A sabedoria de Lucio Costa consistiu em aceitar a incongruência inerente ao programa, e, evitando toda solução de meio-termo, ou eclética, decidir resolutamente pelo lado inexorável, dadas as condições objetivas imediatas: o reconhecimento pleno de que a solução possível ainda era na base da experiência colonial, quer dizer, uma tomada de posse à moda cabralina, chanfrando na terra o signo da cruz ou, numa evocação mais “moderna” e otimista, fazendo pousar docemente sobre a sua superfície a forma de um avião. Confiado, entretanto, em quê? Numa esperança. Na esperança de que a vitalidade mesma do país lá longe, na periferia, queime as etapas, e venha de encontro à capital-oásis, plantada em meio ao Planalto Central, e a fecunde por dentro.

[…]

[…] Embora ainda dentro das restrições de um programa imediatista (com algo de inorgânico) e da leviandade característica dos atuais dirigentes brasileiros, que fazem com que a formação da nova capital ainda tenha de ser concebida nos limites da fase colonial, fato aliás acentuado pelo próprio arquiteto vitorioso, isto é, como uma “simples tomada de posse” da terra, há no seu plano uma clareza de partido e, ao mesmo tempo, uma tal intimidade ou recolhimento, que, de alguma forma, ultrapassa os limites daquela fase. Um Eixo Monumental, cortado por outro arqueado, em que ao longo do primeiro se anima a vida política, ideológica, cívica e cultural da urbe, em suas diversas modalidades, e, através do segundo, se processa a circulação material, enquanto de um e outro lado deste se reservam amplos e belos espaços à intimidade da vida privada dos seus habitantes, é o ovo de Colombo.
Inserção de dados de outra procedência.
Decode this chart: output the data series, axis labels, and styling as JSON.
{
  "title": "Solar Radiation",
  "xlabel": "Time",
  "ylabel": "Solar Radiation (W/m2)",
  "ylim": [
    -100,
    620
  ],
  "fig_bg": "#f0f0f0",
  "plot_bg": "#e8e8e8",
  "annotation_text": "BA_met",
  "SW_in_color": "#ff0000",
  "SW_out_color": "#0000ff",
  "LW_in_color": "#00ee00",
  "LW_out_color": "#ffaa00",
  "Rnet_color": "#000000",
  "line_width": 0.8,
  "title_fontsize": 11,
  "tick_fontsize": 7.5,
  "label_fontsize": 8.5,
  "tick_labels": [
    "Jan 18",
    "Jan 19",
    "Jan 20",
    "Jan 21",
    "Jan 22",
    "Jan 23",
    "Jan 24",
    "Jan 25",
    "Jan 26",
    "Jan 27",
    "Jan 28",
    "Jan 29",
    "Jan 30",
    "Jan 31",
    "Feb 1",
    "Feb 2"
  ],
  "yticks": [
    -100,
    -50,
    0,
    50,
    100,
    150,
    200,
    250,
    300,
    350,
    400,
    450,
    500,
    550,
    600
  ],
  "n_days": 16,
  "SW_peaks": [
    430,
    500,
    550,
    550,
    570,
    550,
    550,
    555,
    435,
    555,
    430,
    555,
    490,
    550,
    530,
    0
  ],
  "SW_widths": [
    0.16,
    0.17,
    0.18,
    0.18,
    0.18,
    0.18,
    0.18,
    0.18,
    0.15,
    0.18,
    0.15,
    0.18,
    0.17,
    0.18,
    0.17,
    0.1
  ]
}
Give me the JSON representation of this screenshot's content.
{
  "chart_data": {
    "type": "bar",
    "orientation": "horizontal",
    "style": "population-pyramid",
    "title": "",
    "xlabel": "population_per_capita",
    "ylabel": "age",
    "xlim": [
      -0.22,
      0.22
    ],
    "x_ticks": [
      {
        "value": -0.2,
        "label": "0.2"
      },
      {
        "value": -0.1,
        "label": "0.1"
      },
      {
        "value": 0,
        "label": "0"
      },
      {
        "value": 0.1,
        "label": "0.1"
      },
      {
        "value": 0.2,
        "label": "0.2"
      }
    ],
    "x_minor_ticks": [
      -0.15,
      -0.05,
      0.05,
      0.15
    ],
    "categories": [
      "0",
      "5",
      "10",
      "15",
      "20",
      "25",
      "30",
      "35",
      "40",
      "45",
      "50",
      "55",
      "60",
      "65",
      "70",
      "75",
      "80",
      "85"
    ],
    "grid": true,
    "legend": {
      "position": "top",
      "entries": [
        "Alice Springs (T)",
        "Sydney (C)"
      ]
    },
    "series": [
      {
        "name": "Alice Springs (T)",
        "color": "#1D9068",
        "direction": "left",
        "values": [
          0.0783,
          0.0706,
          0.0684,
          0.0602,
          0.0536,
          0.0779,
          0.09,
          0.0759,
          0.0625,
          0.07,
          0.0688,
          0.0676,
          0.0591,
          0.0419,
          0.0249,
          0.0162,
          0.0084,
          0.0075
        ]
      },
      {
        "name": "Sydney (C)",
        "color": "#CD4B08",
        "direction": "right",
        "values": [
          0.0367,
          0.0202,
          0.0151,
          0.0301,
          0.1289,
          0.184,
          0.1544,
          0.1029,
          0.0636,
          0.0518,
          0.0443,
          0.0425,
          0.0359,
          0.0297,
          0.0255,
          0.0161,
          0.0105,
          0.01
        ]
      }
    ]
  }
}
Lucio deu à vaga ideia de Brasília (horrível nome sintético!) a concepção básica que lhe faltava, sua estrutura física, sua forma plástica, sua primeira imagem visual. E eliminou tudo o mais como temporão. Todo mundo viu, então. Todos, a partir dos entendidos, entenderam, afinal, o problema, e compreenderam a solução proposta. Ora, compreender a solução de um problema, visualizar uma forma, é coisa que ninguém faz sem entusiasmo. E eis por que, entendidos e leigos, ao compreender a sua ideia, por ela se entusiasmaram. Ergueu-se, aqui, um pensamento soberano para dominar a matéria informe, e o fez, em ênfase, com uma gravidade doce.
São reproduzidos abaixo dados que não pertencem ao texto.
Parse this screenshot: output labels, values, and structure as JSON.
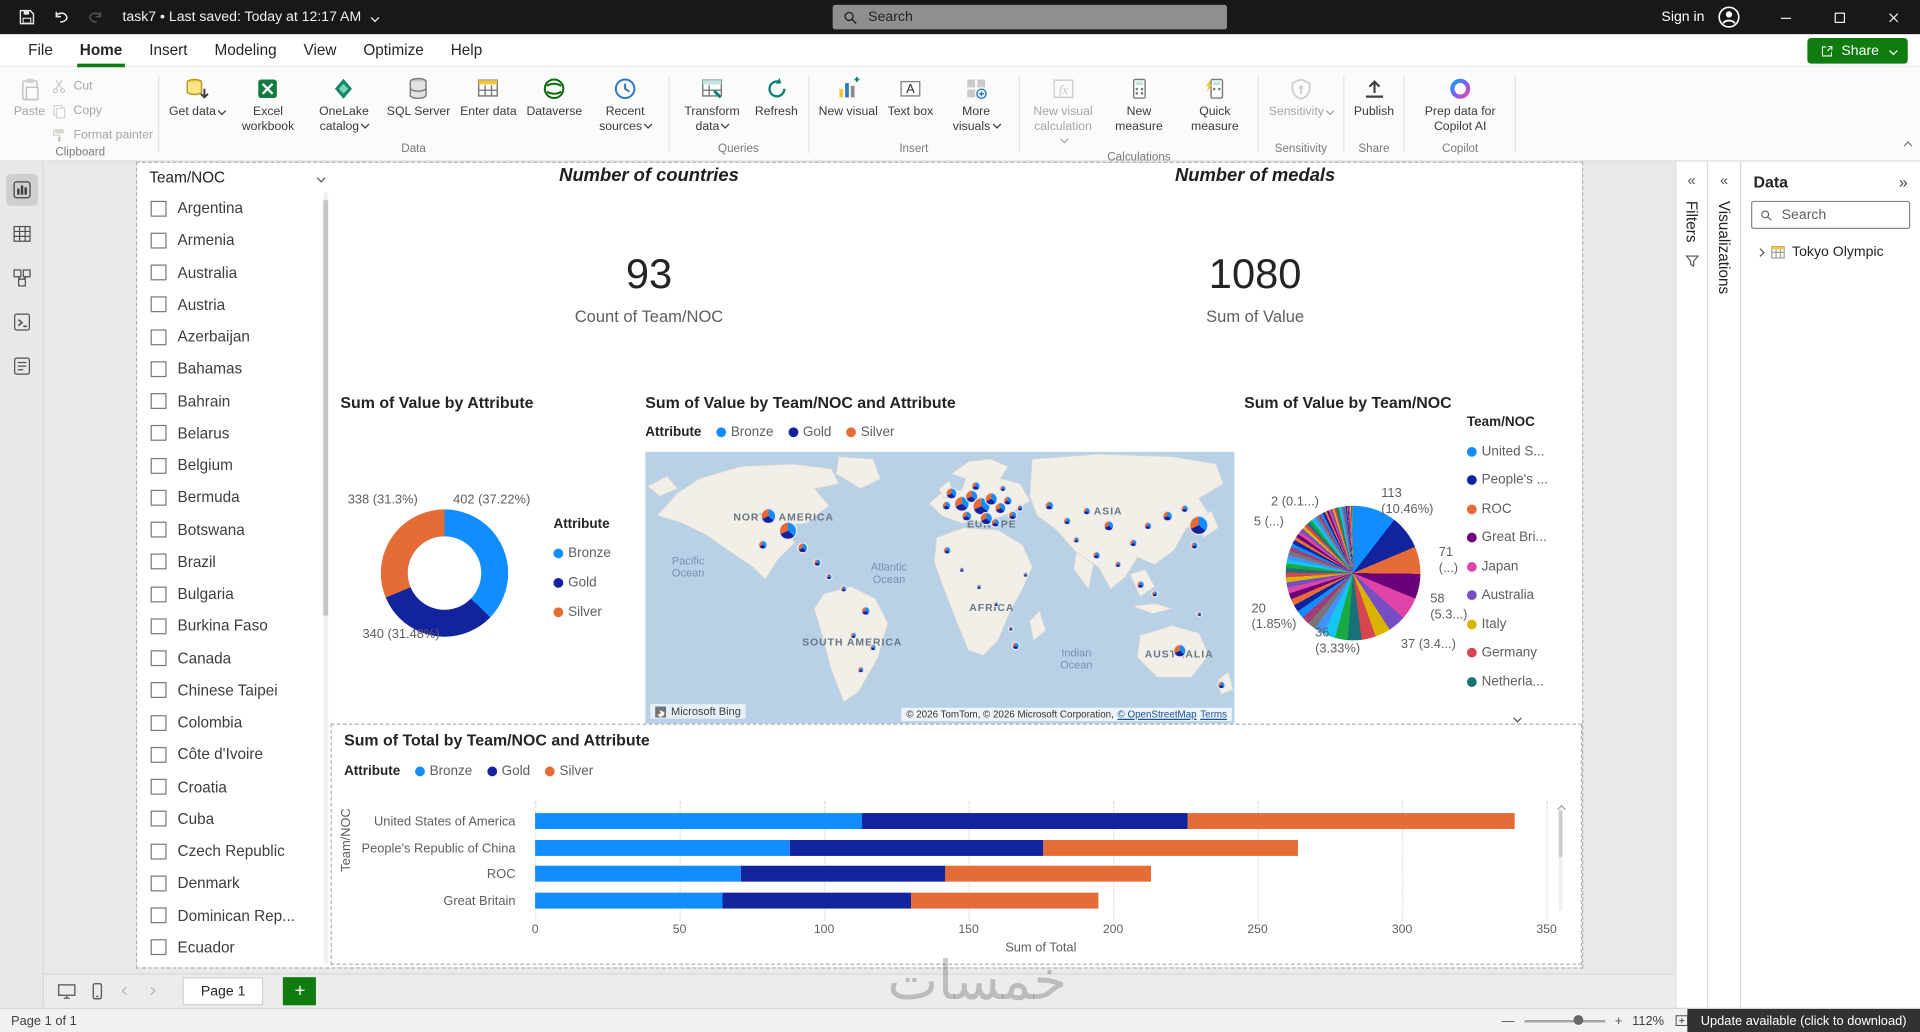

Os colegas concorrentes de Lucio, alguns deles eminentes na sua especialidade, perderam-se nos pormenores. Partiram das partes para o todo, enquanto ele fez a démarche inversa. É que nele o pensador venceu o técnico. Visionário, Colombo descobriu a América fundado numa dedução lógica, a partir da redondeza da Terra. A América foi, por isso, um produto da fé na razão inteligente do homem. E não em vão foi ela a sede das primeiras utopias pós-renascentistas. Brasília foi, enfim, definida por uma ideia. Transformou-se, portanto, numa utopia. Ora, quem diz utopia diz arte, diz vontade criadora. A partir daí, todos podemos trabalhar por ela.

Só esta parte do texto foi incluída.